Natural crime is not a term with which I am familiar, but I am going
to assume that it is a term related to an important concept in
philosophy/theology: natural law, which might be defined as St Paul
did as laws that are written in the hearts of humankind by God. For a
full discussion of this I refer you to:
"Founded in our nature and revealed to us by our reason, the moral law
is known to us in the measure that reason brings a knowledge of it
home to our understanding. The question arises: How far can man be
ignorant of the natural law, which, as St. Paul says, is written in
the human heart (Romans 2:14)?
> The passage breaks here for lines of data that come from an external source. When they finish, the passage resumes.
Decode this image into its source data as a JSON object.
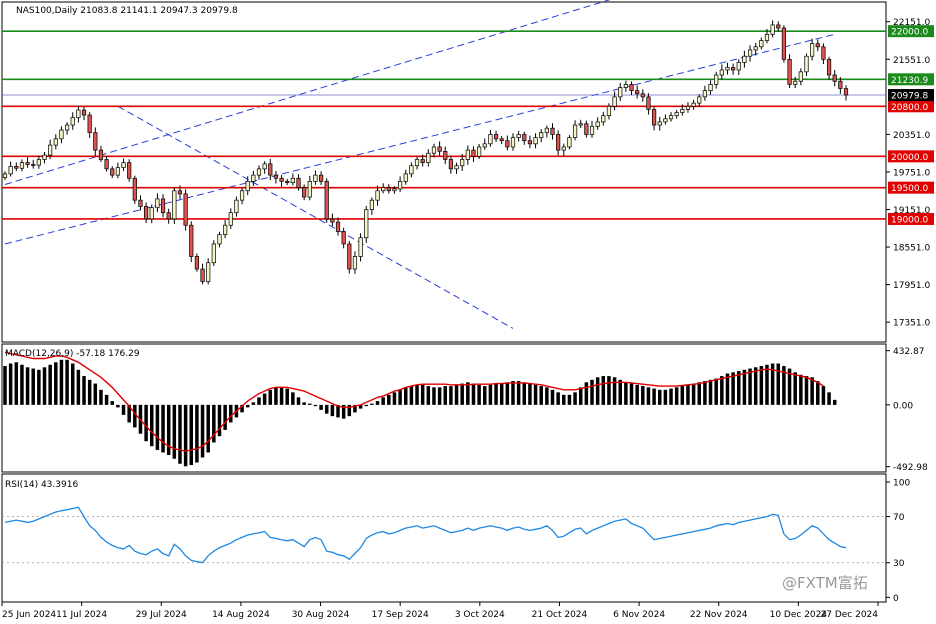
{
  "chart_data": {
    "type": "candlestick",
    "symbol_header": "NAS100,Daily  21083.8 21141.1 20947.3 20979.8",
    "watermark": "@FXTM富拓",
    "price_axis": {
      "range": [
        17050,
        22450
      ],
      "ticks": [
        "22151.0",
        "21551.0",
        "20351.0",
        "19751.0",
        "19151.0",
        "18551.0",
        "17951.0",
        "17351.0"
      ],
      "tick_values": [
        22151.0,
        21551.0,
        20351.0,
        19751.0,
        19151.0,
        18551.0,
        17951.0,
        17351.0
      ]
    },
    "horizontal_levels": [
      {
        "value": 22000.0,
        "label": "22000.0",
        "color": "#1a8a1a"
      },
      {
        "value": 21230.9,
        "label": "21230.9",
        "color": "#1a8a1a"
      },
      {
        "value": 20800.0,
        "label": "20800.0",
        "color": "#e00000"
      },
      {
        "value": 20000.0,
        "label": "20000.0",
        "color": "#e00000"
      },
      {
        "value": 19500.0,
        "label": "19500.0",
        "color": "#e00000"
      },
      {
        "value": 19000.0,
        "label": "19000.0",
        "color": "#e00000"
      }
    ],
    "current_price": {
      "value": 20979.8,
      "label": "20979.8"
    },
    "dates": [
      "25 Jun 2024",
      "11 Jul 2024",
      "29 Jul 2024",
      "14 Aug 2024",
      "30 Aug 2024",
      "17 Sep 2024",
      "3 Oct 2024",
      "21 Oct 2024",
      "6 Nov 2024",
      "22 Nov 2024",
      "10 Dec 2024",
      "27 Dec 2024"
    ],
    "closes": [
      19720,
      19840,
      19810,
      19900,
      19870,
      19860,
      19950,
      20020,
      20180,
      20280,
      20420,
      20500,
      20620,
      20740,
      20660,
      20380,
      20100,
      19950,
      19800,
      19700,
      19820,
      19900,
      19650,
      19300,
      19200,
      19000,
      19180,
      19320,
      19100,
      19000,
      19450,
      19400,
      18900,
      18400,
      18200,
      18000,
      18300,
      18600,
      18750,
      18900,
      19100,
      19300,
      19450,
      19600,
      19700,
      19800,
      19880,
      19700,
      19650,
      19600,
      19580,
      19650,
      19500,
      19350,
      19600,
      19700,
      19600,
      19000,
      18950,
      18800,
      18600,
      18200,
      18400,
      18700,
      19150,
      19300,
      19450,
      19500,
      19450,
      19480,
      19600,
      19720,
      19850,
      19950,
      19900,
      20050,
      20150,
      20080,
      19950,
      19800,
      19850,
      19950,
      20100,
      20000,
      20150,
      20200,
      20350,
      20280,
      20250,
      20150,
      20300,
      20350,
      20250,
      20200,
      20300,
      20380,
      20450,
      20350,
      20100,
      20150,
      20300,
      20500,
      20520,
      20350,
      20480,
      20550,
      20650,
      20800,
      20950,
      21100,
      21150,
      21050,
      21000,
      20950,
      20750,
      20500,
      20550,
      20600,
      20650,
      20700,
      20750,
      20800,
      20850,
      20950,
      21050,
      21150,
      21300,
      21380,
      21420,
      21380,
      21500,
      21600,
      21700,
      21750,
      21850,
      21950,
      22100,
      22050,
      21550,
      21150,
      21200,
      21350,
      21600,
      21800,
      21750,
      21550,
      21300,
      21200,
      21083,
      20980
    ],
    "macd": {
      "label": "MACD(12,26,9) -57.18 176.29",
      "range": [
        -520,
        470
      ],
      "ticks": [
        "432.87",
        "0.00",
        "-492.98"
      ],
      "tick_values": [
        432.87,
        0.0,
        -492.98
      ],
      "signal_color": "#e00000",
      "histogram": [
        310,
        330,
        340,
        320,
        300,
        290,
        280,
        300,
        320,
        340,
        360,
        360,
        330,
        280,
        230,
        200,
        170,
        120,
        80,
        30,
        -20,
        -80,
        -140,
        -180,
        -230,
        -290,
        -330,
        -360,
        -380,
        -400,
        -430,
        -470,
        -490,
        -480,
        -460,
        -420,
        -380,
        -300,
        -250,
        -200,
        -140,
        -100,
        -60,
        -20,
        20,
        60,
        90,
        120,
        140,
        140,
        130,
        100,
        60,
        20,
        10,
        -10,
        -40,
        -70,
        -90,
        -100,
        -110,
        -90,
        -60,
        -30,
        -10,
        10,
        30,
        60,
        80,
        100,
        120,
        140,
        150,
        160,
        160,
        150,
        140,
        140,
        150,
        150,
        160,
        170,
        180,
        170,
        160,
        150,
        160,
        170,
        170,
        180,
        190,
        190,
        180,
        170,
        160,
        150,
        140,
        120,
        100,
        80,
        80,
        100,
        140,
        180,
        200,
        220,
        230,
        230,
        220,
        200,
        180,
        170,
        160,
        150,
        140,
        130,
        120,
        120,
        130,
        140,
        150,
        160,
        170,
        180,
        190,
        200,
        210,
        230,
        250,
        260,
        270,
        280,
        290,
        300,
        310,
        320,
        330,
        330,
        310,
        290,
        260,
        240,
        230,
        220,
        190,
        150,
        100,
        40
      ],
      "signal": [
        420,
        410,
        400,
        390,
        380,
        370,
        370,
        370,
        380,
        390,
        390,
        380,
        360,
        340,
        310,
        280,
        250,
        220,
        180,
        140,
        90,
        40,
        -10,
        -70,
        -120,
        -170,
        -220,
        -260,
        -300,
        -330,
        -350,
        -360,
        -370,
        -360,
        -350,
        -330,
        -290,
        -240,
        -190,
        -140,
        -90,
        -50,
        -10,
        30,
        60,
        90,
        110,
        130,
        140,
        140,
        140,
        130,
        120,
        110,
        90,
        70,
        50,
        30,
        10,
        -10,
        -20,
        -20,
        -10,
        0,
        20,
        40,
        60,
        70,
        90,
        110,
        120,
        140,
        150,
        160,
        165,
        165,
        165,
        165,
        165,
        160,
        160,
        160,
        160,
        165,
        165,
        165,
        165,
        170,
        170,
        175,
        175,
        175,
        175,
        170,
        165,
        160,
        150,
        140,
        130,
        120,
        120,
        120,
        130,
        140,
        150,
        160,
        170,
        175,
        180,
        180,
        180,
        175,
        170,
        165,
        160,
        155,
        150,
        150,
        150,
        150,
        155,
        160,
        165,
        170,
        180,
        190,
        200,
        210,
        220,
        230,
        240,
        250,
        260,
        270,
        280,
        285,
        280,
        270,
        260,
        250,
        240,
        230,
        220,
        200,
        180,
        150
      ]
    },
    "rsi": {
      "label": "RSI(14) 43.3916",
      "range": [
        0,
        100
      ],
      "ticks": [
        "100",
        "70",
        "30",
        "0"
      ],
      "tick_values": [
        100,
        70,
        30,
        0
      ],
      "levels": [
        70,
        30
      ],
      "color": "#1e88e5",
      "values": [
        65,
        66,
        67,
        66,
        65,
        66,
        68,
        70,
        72,
        74,
        75,
        76,
        77,
        78,
        70,
        62,
        58,
        52,
        48,
        45,
        43,
        42,
        45,
        40,
        38,
        37,
        40,
        42,
        38,
        36,
        46,
        42,
        36,
        32,
        31,
        30,
        36,
        40,
        43,
        45,
        47,
        50,
        52,
        54,
        55,
        56,
        57,
        52,
        51,
        50,
        49,
        50,
        47,
        44,
        50,
        52,
        50,
        40,
        39,
        37,
        36,
        33,
        38,
        43,
        51,
        54,
        56,
        57,
        55,
        56,
        58,
        60,
        61,
        62,
        60,
        61,
        62,
        60,
        58,
        56,
        57,
        58,
        60,
        58,
        60,
        61,
        62,
        61,
        60,
        58,
        60,
        61,
        59,
        58,
        59,
        60,
        62,
        58,
        52,
        53,
        56,
        59,
        60,
        55,
        58,
        60,
        62,
        64,
        66,
        67,
        68,
        64,
        62,
        60,
        55,
        50,
        51,
        52,
        53,
        54,
        55,
        56,
        57,
        58,
        59,
        60,
        62,
        63,
        64,
        63,
        65,
        66,
        67,
        68,
        69,
        70,
        72,
        71,
        55,
        50,
        51,
        54,
        58,
        62,
        60,
        55,
        50,
        47,
        44,
        43
      ]
    }
  }
}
The general teaching of theologians is
that the supreme and primary principles are necessarily known to every
one having the actual use of reason."
This same webpage cites "honor thy parents" and "do not commit
adultery" as instances of natural laws that "No person whose reason
and moral nature is ever so little developed can remain in ignorance
of...except through his own fault."
Legal crime, on the other hand, is an act that violates a human-made
law, contained in a legal code. Legal codes, at least in most
countries, do not impose penalties for committing adultery or for
showing no respect to parents. Though legal codes may not embody all
the precepts of natural law, they must not--if they are to be obeyed
by those who believe in a higher or natural law--condone conduct that
is contrary to higher law. Martin Luther King's civil disobedience,
for example, was aimed at unjust laws that violated natural law.
For him, the "legal crime" was not a crime at all because the law that
defined it as such was itself unjust: a crime against "natural law."